El 16 de octubre, los titulares de los diarios que informaban de la muerte de Goering eclipsaron en todo el mundo a los que señalaban la ejecución del resto de los criminales. El ejército norteamericano comenzó rápidamente una exhaustiva investigación. Todos los guardias fueron interrogados y la celda de Goering revisada de arriba a abajo. En una valija que permanecía en el depósito se halló otra cápsula. Varias carreras militares quedaron truncas, pero la verdad nunca se supo.
La investigación concluyó sin culpables y con la suposición vaga de que Goering había tenido el veneno consigo desde el comienzo del juicio. Y que quizá lo había mantenido oculto en su cuerpo, "en la cavidad del ombligo o en su tracto alimentario".
Los historiadores nunca confiaron demasiado en esa versión, ya que los acusados eran minuciosament revisados por los médicos de Nüremberg luego del suicidio de otro criminal, Heinrich Himmler, poco después de ser capturado.

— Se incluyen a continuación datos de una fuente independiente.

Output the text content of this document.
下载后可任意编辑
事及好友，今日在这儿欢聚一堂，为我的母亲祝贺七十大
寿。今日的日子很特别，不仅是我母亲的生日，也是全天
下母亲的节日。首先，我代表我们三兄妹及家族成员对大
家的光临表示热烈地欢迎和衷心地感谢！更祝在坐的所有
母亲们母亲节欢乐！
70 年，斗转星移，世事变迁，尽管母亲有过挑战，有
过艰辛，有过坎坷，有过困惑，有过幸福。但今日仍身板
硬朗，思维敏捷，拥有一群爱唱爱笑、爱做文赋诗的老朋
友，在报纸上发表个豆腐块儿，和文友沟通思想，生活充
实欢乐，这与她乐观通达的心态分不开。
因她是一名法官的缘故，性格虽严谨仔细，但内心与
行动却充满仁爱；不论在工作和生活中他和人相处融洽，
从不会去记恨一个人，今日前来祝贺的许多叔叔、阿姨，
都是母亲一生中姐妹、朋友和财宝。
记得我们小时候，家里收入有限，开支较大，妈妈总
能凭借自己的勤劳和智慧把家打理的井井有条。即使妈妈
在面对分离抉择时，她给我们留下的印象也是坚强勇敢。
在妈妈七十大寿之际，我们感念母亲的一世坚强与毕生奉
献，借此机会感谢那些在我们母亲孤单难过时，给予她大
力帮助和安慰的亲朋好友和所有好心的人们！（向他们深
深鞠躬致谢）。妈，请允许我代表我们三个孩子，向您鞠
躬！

Probablemente tampoco confíen en la versión de Stivers, quien dice que sus actos remordieron su conciencia durante 58 años.
Su hija, Linda Dadey, fuen quien lo convenció de que relatara su historia. "Tienes que contarlo antes de irte", le dijo. Stivers lo hizo. La causa prescribió hace tiempo.
"Su historia es lo suficientemente loca para ser cierta -dijo Aaron Breitbart, investigador del centro Simon Wiesenthal-. Pero no hay modo de saberlo."
El misterio quizá nunca se disipe del todo, pero al menos la versión oficial ya no es la única.